The researchers set fire to battery modules and three lithium-ion battery technology and two diesel-powered cars and vans in the test tunnel. Extinguishing attempts were started after a fire time of ten minutes.
Austrian tunnels are fit enough
The good news after the experimental and numerical investigations in which experts from Graz University of Technology, the Montanuni Leoben, the Federal Fire Brigade Association and ILF Consulting Engineers Austria were involved: The hazard potential is not to be assessed much more critically than in the case of fires in cars with conventional internal combustion engines. “Austrian tunnels are fit enough for the challenges that come with burning electric vehicles,” says Peter Sturm from the Institute for Internal Combustion Engines and Thermodynamics at Graz University of Technology.
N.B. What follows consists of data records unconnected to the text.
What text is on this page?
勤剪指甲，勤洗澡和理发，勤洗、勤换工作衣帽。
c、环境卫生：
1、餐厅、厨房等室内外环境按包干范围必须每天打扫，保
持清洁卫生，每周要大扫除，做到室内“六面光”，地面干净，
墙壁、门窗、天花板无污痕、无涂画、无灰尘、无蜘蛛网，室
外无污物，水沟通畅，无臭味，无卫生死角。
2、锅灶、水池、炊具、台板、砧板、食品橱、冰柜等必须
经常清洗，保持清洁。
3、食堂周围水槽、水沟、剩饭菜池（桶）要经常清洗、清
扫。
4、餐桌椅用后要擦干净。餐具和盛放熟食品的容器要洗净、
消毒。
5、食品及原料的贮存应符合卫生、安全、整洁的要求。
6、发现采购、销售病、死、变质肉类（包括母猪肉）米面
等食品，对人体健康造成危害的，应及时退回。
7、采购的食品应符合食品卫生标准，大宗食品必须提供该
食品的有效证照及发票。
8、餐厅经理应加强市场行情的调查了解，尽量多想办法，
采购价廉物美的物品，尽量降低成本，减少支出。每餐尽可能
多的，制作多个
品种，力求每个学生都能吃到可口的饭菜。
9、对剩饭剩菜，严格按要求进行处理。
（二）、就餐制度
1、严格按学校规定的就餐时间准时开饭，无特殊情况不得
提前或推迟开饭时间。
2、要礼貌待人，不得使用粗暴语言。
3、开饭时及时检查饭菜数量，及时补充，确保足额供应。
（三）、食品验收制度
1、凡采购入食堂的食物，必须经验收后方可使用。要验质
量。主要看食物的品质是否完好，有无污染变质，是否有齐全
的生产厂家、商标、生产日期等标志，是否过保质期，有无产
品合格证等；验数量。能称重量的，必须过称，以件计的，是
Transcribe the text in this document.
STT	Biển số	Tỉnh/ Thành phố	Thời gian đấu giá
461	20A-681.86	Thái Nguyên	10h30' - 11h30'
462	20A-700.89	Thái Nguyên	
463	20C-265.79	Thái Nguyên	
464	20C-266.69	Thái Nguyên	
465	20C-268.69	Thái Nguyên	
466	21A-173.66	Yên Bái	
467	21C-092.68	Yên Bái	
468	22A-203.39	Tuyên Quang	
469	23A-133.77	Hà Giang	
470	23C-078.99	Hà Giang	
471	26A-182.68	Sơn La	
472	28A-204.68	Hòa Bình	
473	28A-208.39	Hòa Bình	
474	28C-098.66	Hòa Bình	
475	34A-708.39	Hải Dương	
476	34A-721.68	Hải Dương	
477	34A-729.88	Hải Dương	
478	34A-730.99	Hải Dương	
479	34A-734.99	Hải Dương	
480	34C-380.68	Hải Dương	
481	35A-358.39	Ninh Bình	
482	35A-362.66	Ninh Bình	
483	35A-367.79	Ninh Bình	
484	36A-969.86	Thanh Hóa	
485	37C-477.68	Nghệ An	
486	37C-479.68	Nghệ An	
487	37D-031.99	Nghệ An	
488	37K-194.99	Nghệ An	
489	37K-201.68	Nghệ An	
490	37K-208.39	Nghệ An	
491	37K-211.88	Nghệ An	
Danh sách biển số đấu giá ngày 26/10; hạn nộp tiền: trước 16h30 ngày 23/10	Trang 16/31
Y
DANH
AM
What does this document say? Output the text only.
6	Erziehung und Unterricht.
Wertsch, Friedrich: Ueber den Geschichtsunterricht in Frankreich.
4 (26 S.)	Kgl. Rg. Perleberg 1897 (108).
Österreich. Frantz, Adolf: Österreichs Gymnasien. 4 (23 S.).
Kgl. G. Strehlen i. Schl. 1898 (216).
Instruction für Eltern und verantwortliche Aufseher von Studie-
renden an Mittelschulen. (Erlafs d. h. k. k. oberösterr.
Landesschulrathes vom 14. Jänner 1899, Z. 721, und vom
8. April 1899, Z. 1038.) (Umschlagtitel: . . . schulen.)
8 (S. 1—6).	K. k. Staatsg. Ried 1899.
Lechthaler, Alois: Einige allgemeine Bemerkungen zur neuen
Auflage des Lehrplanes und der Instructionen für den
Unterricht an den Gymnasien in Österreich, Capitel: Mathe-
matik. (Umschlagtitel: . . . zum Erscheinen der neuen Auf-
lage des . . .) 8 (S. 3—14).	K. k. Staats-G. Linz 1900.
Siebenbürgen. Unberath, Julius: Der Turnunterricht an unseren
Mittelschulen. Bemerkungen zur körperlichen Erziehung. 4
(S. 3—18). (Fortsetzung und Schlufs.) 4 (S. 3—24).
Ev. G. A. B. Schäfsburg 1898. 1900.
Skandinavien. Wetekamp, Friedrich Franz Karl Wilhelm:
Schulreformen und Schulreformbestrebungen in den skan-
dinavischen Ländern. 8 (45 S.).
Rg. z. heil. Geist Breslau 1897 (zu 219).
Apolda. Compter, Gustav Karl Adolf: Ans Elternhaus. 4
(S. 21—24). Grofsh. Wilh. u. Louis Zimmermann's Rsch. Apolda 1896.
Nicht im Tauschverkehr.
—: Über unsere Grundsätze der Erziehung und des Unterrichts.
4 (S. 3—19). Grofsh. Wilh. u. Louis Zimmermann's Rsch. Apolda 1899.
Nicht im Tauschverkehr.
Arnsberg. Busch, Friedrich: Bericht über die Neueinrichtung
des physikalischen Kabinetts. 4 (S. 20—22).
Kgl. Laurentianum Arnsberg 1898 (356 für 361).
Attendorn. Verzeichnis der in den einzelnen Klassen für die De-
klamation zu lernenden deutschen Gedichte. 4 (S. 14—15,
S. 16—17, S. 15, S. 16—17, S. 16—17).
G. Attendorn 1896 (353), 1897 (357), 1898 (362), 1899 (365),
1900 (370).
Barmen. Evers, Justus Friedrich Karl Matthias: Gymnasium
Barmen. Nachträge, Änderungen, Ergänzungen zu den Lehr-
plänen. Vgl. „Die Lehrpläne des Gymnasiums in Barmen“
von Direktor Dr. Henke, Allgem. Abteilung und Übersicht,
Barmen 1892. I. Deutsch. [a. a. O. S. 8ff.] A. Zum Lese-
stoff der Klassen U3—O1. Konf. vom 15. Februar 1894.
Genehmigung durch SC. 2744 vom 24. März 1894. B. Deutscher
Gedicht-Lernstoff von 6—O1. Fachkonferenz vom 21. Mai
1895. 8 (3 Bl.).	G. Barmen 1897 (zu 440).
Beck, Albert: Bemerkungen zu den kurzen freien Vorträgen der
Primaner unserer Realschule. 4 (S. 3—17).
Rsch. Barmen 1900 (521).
The heat release of the burning electric vehicles in the tunnel, measured by more than 30 sensors, was 6 to 7 megawatts, slightly higher than that of comparable diesel-powered vehicles (5 MW). According to the experts, however, this does not entail any new risks or dangers. In comparison, the fire load of a conventional truck is around 30 MW. “When the electric vehicles fire, it gets a little hotter, but it is not fundamentally more dangerous in the tunnel. The measured temperatures in the escape area are below the 60 degree limit for all fire tests. It’s not a pleasant temperature, but it is still possible to escape and fight fires, ”summarizes Sturm.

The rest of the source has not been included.